Immer häufiger wurde das junge Tier gesichtet, blieb für einige Tage verschollen, dann tauchte es wieder auf. „Es war ein schöner Anblick, weil sich das Mufflon zwischen den Muttertieren sichtlich wohlgefühlt hat, wahrscheinlich hat es sich aber auch geborgen und sicher gefühlt“, meint Sumann, der eine Vermutung anstellt: „Mufflons kommen immer im April zur Welt, entweder wurde seine Mutter erlegt, oder, was uns leider sehr plausibel erscheint, die Mutter wurde Opfer einer Wolfattacke auf der Hochrindl.“

Eine Meinung, der sich auch der Tierarzt und Jäger Werner Hochsteiner aus Althofen anschließen kann: „Es muss ein traumatisierendes Erlebnis passiert sein.Ein mehrere Monate altes Mufflon geht niemals von seiner Herde weg, sie leben bis zum zweiten, dritten Lebensjahr ausschließlich im Verband.“

Doris und Hans Sumann freuen sich über den tierischen Zuwachs
Doris und Hans Sumann freuen sich über den tierischen Zuwachs © Gert Köstinger

In den 1970er Jahren soll eine Mufflon-Population von einer Jagdgesellschaft rund um den Lattersteig und Speikkofel aufgebaut worden sein: “Die Ansiedelung galt vorwiegend der Artenvielfalt“, sagt Hans Sumann. Jedenfalls fühlte sich der Mufflon-Widder so wohl, dass er am 29. September auch beim Almabtrieb mitten in der Herde nach Unterdörfl zum „Maier-Hof“ trabte. Jetzt grast er mit 39 Rindviechern auf den Wiesen des Anwesens.

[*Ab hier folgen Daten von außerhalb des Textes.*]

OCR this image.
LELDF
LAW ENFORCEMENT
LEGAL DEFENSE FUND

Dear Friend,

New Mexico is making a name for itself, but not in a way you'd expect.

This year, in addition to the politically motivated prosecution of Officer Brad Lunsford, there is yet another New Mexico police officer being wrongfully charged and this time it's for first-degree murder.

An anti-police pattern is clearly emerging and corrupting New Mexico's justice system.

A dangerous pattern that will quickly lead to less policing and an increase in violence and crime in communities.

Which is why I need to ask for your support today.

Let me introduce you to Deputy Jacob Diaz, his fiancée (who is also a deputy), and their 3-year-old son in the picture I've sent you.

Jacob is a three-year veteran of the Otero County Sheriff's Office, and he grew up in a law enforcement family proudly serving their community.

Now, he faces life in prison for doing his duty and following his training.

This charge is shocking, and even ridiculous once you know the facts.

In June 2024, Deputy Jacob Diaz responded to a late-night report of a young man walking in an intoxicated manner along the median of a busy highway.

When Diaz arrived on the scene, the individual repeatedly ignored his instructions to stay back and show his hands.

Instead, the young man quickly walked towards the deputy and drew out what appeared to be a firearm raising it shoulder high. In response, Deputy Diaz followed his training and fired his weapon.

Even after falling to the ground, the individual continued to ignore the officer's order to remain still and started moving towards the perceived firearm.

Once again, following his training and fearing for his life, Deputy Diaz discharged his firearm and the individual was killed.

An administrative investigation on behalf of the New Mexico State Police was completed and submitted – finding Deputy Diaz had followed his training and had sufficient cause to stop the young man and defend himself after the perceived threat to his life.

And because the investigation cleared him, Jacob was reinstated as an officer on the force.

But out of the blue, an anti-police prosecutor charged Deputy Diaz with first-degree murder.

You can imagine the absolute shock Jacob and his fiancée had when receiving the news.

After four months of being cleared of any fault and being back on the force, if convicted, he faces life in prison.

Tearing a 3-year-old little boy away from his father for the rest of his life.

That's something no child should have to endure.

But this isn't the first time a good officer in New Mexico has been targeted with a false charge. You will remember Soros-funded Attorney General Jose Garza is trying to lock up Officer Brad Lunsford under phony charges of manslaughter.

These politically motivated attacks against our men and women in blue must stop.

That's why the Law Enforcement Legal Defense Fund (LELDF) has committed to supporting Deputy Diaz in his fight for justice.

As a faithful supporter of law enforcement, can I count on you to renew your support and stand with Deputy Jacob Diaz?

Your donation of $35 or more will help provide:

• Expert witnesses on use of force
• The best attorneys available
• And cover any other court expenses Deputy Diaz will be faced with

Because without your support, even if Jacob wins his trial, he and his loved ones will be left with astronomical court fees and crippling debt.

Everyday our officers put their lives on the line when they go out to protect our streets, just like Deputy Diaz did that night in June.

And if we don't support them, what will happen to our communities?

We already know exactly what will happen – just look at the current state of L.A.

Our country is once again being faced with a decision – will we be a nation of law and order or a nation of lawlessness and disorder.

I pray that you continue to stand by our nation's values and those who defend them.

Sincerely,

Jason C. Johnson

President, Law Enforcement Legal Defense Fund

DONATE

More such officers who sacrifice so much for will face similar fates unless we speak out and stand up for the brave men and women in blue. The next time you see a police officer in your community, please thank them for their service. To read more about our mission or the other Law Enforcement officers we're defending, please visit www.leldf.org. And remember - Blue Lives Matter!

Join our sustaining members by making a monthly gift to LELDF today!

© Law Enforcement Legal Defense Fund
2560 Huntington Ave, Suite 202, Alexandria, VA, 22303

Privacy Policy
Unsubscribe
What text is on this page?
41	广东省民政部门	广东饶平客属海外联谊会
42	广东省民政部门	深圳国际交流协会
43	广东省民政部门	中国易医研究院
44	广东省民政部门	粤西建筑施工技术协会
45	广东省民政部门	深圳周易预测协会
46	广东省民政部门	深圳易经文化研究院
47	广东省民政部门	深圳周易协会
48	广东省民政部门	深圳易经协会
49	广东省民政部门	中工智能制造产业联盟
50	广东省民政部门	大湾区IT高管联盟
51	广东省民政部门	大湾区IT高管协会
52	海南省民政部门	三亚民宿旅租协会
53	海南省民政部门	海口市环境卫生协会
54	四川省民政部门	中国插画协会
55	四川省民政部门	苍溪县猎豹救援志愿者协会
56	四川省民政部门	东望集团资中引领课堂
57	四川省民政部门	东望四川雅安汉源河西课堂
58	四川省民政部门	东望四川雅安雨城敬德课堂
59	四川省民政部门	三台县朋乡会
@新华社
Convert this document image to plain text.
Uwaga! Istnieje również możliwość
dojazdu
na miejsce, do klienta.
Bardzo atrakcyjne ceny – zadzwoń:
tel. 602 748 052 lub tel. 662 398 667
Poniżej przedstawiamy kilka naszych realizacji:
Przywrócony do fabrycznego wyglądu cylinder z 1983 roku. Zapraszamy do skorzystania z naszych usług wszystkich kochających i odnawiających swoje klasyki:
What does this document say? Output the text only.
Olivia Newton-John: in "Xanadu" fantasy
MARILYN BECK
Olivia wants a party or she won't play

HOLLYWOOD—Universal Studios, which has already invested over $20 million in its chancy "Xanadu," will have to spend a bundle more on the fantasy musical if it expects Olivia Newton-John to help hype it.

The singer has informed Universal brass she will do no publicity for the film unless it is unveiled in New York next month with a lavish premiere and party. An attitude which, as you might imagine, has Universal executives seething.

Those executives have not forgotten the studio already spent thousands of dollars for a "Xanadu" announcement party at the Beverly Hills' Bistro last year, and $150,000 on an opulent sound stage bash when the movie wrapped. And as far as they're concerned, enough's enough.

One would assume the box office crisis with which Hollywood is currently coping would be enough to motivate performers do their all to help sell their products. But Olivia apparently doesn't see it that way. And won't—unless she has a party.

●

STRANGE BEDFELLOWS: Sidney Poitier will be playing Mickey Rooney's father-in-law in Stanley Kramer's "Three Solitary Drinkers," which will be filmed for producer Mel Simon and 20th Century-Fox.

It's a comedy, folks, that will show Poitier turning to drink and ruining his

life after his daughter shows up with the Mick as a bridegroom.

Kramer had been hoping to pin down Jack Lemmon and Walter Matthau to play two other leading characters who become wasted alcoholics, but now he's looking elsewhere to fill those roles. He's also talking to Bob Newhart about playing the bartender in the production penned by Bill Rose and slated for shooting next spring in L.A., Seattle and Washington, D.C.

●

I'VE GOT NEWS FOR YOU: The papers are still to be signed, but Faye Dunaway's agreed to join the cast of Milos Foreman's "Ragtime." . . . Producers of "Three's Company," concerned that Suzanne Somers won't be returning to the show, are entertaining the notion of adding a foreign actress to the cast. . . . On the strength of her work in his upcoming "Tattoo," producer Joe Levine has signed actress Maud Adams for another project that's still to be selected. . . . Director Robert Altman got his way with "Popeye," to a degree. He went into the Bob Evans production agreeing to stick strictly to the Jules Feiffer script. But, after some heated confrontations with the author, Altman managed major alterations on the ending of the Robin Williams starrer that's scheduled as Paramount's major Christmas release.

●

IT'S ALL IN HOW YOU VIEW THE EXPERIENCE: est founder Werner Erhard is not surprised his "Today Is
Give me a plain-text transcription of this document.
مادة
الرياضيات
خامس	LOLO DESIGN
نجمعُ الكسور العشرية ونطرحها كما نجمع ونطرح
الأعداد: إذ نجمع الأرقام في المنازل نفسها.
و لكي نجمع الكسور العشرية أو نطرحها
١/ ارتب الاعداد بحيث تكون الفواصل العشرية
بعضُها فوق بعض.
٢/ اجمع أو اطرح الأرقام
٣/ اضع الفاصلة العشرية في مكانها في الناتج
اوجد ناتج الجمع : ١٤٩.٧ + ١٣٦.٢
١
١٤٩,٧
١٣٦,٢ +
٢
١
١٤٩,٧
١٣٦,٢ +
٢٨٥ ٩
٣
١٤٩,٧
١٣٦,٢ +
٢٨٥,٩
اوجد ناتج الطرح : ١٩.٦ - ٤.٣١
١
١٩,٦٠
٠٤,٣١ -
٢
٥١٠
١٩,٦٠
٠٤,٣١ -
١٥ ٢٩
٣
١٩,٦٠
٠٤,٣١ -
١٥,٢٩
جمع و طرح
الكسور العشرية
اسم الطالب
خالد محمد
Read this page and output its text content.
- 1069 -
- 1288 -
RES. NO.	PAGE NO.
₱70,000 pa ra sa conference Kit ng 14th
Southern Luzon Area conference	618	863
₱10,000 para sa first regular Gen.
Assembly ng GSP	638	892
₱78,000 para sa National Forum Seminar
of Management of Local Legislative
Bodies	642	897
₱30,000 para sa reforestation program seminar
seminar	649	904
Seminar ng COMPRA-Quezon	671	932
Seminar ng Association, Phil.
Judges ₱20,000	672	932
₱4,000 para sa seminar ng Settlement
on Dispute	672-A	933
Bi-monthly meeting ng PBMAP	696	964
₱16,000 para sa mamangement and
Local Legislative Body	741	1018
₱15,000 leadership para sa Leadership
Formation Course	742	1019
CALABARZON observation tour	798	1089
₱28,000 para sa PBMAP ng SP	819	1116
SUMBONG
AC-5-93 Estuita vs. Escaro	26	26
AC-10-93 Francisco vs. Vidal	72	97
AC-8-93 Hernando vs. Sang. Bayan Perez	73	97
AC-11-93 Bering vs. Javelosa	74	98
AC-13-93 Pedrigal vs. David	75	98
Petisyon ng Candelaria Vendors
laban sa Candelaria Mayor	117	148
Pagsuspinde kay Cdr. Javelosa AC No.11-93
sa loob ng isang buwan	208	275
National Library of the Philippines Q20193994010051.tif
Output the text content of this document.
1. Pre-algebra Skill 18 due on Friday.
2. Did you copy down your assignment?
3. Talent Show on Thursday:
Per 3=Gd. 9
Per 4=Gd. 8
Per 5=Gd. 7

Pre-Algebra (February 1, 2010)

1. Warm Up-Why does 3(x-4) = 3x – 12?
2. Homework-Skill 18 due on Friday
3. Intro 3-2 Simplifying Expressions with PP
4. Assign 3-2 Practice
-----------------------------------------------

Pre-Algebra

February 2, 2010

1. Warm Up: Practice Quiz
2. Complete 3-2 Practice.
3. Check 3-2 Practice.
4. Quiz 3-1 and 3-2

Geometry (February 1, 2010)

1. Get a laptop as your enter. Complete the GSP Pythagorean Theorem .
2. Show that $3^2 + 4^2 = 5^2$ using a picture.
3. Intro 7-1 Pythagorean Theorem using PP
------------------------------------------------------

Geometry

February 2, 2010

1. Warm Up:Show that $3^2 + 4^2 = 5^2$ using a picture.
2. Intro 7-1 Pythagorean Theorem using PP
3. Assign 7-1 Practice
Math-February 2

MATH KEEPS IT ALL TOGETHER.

Moritz genießt den Schutz der Herde
Moritz genießt den Schutz der Herde © Gert Köstinger

„Natürlich haben wir ihm auch schon einen Namen gegeben, er heißt Moritz“, verrät Doris Sumann. „Moritz reagiert schon auf Zuruf, blickt auf und hat natürlich die Sonderration Getreideschrott äußerst gerne. Moritz schläft auch mit der Herde, er ist praktisch adoptiert worden.“ Wie schaut die Zukunft von Moritz aus? „Über den Winter werden wir ihm einen schönen Platz im Stall reservieren. Und nächstes Jahr geht er wieder mit auf die Alm. Vorausgesetzt er möchte es“, schmunzelt Hans Sumann.